Hand Ischemia Associated With Dialysis Vascular Access: An Individualized Access Flow-based Approach to Therapy
Version of Record online: 15 APR 2013
© 2013 Wiley Periodicals, Inc.
Seminars in Dialysis
Volume 26, Issue 3, pages 287–314, May–June 2013
How to Cite
Beathard, G. A. and Spergel, L. M. (2013), Hand Ischemia Associated With Dialysis Vascular Access: An Individualized Access Flow-based Approach to Therapy. Seminars in Dialysis, 26: 287–314. doi: 10.1111/sdi.12088
- Issue online: 17 MAY 2013
- Version of Record online: 15 APR 2013
With the rise in the median age of hemodialysis patients, the increasing numbers of patients with multiple risk factors for vascular disease, and the efforts being made to increase the creation of autogenous arteriovenous fistulas (AVFs), dialysis access-related steal syndrome (DASS) has become a growing problem. This syndrome, caused by arterial insufficiency distal to the arteriovenous access due to diversion of blood into the access, is a potentially devastating complication. It is crucial that physicians who manage hemodialysis patients and perform vascular access procedures have a comprehensive understanding of the pathophysiology, symptoms, diagnostic maneuvers, and treatment options for DASS. The goals of management must be twofold—relieve the ischemia and preserve the access.

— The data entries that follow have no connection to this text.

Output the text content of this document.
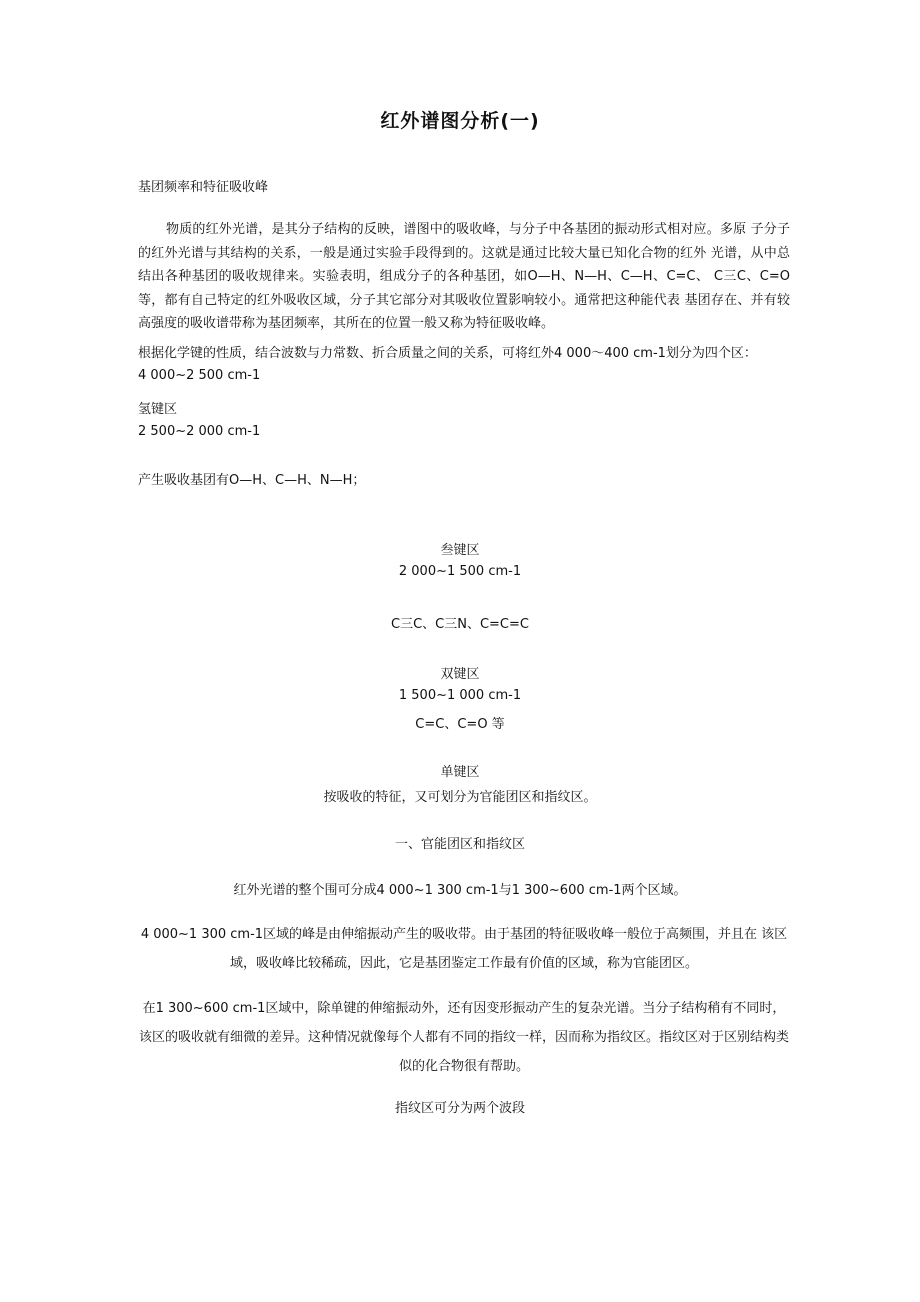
红外谱图分析(一)
基团频率和特征吸收峰
物质的红外光谱，是其分子结构的反映，谱图中的吸收峰，与分子中各基团的振动形式相对应。多原 子分子的红外光谱与其结构的关系，一般是通过实验手段得到的。这就是通过比较大量已知化合物的红外 光谱，从中总结出各种基团的吸收规律来。实验表明，组成分子的各种基团，如O—H、N—H、C—H、C=C、 C三C、C=O等，都有自己特定的红外吸收区域，分子其它部分对其吸收位置影响较小。通常把这种能代表 基团存在、并有较高强度的吸收谱带称为基团频率，其所在的位置一般又称为特征吸收峰。
根据化学键的性质，结合波数与力常数、折合质量之间的关系，可将红外4 000～400 cm-1划分为四个区：
4 000~2 500 cm-1
氢键区
2 500~2 000 cm-1
产生吸收基团有O—H、C—H、N—H；
叁键区
2 000~1 500 cm-1
C三C、C三N、C=C=C
双键区
1 500~1 000 cm-1
C=C、C=O 等
单键区
按吸收的特征，又可划分为官能团区和指纹区。
一、官能团区和指纹区
红外光谱的整个围可分成4 000~1 300 cm-1与1 300~600 cm-1两个区域。
4 000~1 300 cm-1区域的峰是由伸缩振动产生的吸收带。由于基团的特征吸收峰一般位于高频围，并且在 该区域，吸收峰比较稀疏，因此，它是基团鉴定工作最有价值的区域，称为官能团区。
在1 300~600 cm-1区域中，除单键的伸缩振动外，还有因变形振动产生的复杂光谱。当分子结构稍有不同时，该区的吸收就有细微的差异。这种情况就像每个人都有不同的指纹一样，因而称为指纹区。指纹区对于区别结构类似的化合物很有帮助。
指纹区可分为两个波段
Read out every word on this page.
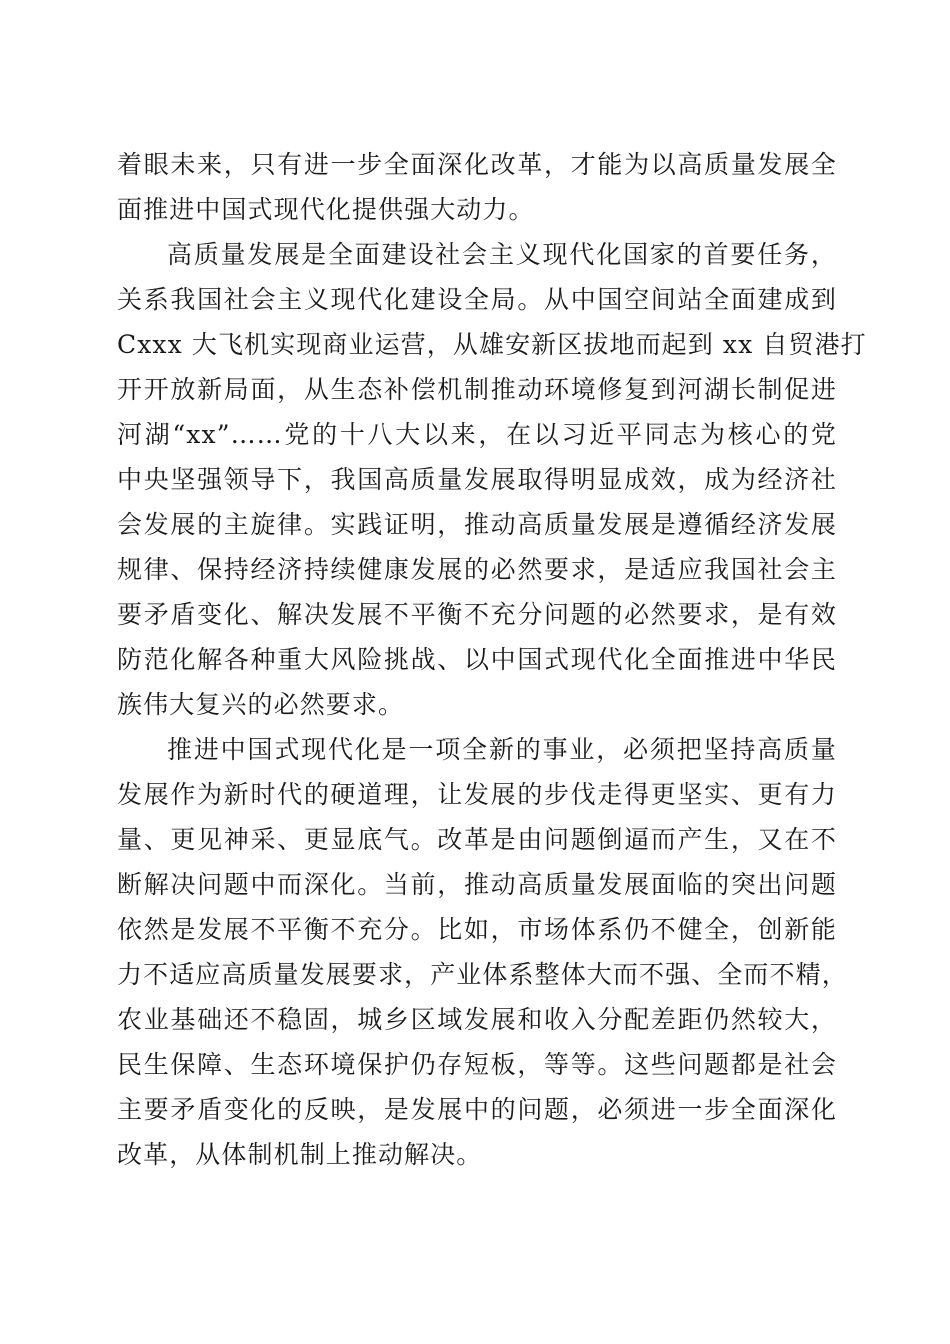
着眼未来，只有进一步全面深化改革，才能为以高质量发展全
面推进中国式现代化提供强大动力。
高质量发展是全面建设社会主义现代化国家的首要任务，
关系我国社会主义现代化建设全局。从中国空间站全面建成到
Cxxx 大飞机实现商业运营，从雄安新区拔地而起到 xx 自贸港打
开开放新局面，从生态补偿机制推动环境修复到河湖长制促进
河湖“xx”……党的十八大以来，在以习近平同志为核心的党
中央坚强领导下，我国高质量发展取得明显成效，成为经济社
会发展的主旋律。实践证明，推动高质量发展是遵循经济发展
规律、保持经济持续健康发展的必然要求，是适应我国社会主
要矛盾变化、解决发展不平衡不充分问题的必然要求，是有效
防范化解各种重大风险挑战、以中国式现代化全面推进中华民
族伟大复兴的必然要求。
推进中国式现代化是一项全新的事业，必须把坚持高质量
发展作为新时代的硬道理，让发展的步伐走得更坚实、更有力
量、更见神采、更显底气。改革是由问题倒逼而产生，又在不
断解决问题中而深化。当前，推动高质量发展面临的突出问题
依然是发展不平衡不充分。比如，市场体系仍不健全，创新能
力不适应高质量发展要求，产业体系整体大而不强、全而不精，
农业基础还不稳固，城乡区域发展和收入分配差距仍然较大，
民生保障、生态环境保护仍存短板，等等。这些问题都是社会
主要矛盾变化的反映，是发展中的问题，必须进一步全面深化
改革，从体制机制上推动解决。
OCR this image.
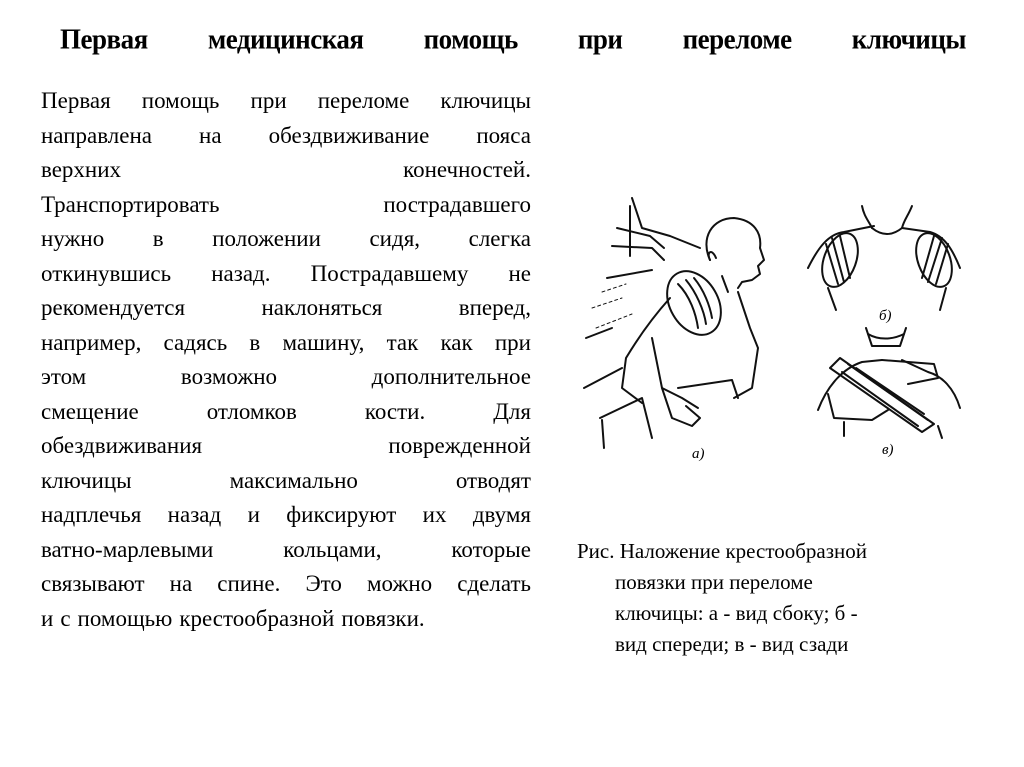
Первая медицинская помощь при переломе ключицы
Первая помощь при переломе ключицы
направлена на обездвиживание пояса
верхних	конечностей.
Транспортировать	пострадавшего
нужно в положении сидя, слегка
откинувшись назад. Пострадавшему не
рекомендуется	наклоняться	вперед,
например, садясь в машину, так как при
этом	возможно	дополнительное
смещение	отломков	кости.	Для
обездвиживания	поврежденной
ключицы	максимально	отводят
надплечья назад и фиксируют их двумя
ватно-марлевыми	кольцами,	которые
связывают на спине. Это можно сделать
и с помощью крестообразной повязки.
а)
б)
в)
Рис. Наложение крестообразной
повязки при переломе
ключицы: а - вид сбоку; б -
вид спереди; в - вид сзади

The choice of any intervention, if such is necessary, should be based upon the clinical features presented by that individual patient; the clinical condition and prognosis of the patient, stage of the disease, location of the arterial anastomosis, and the level of blood flow within the access. This review presents information that supports an individualized, physiologic approach to this condition.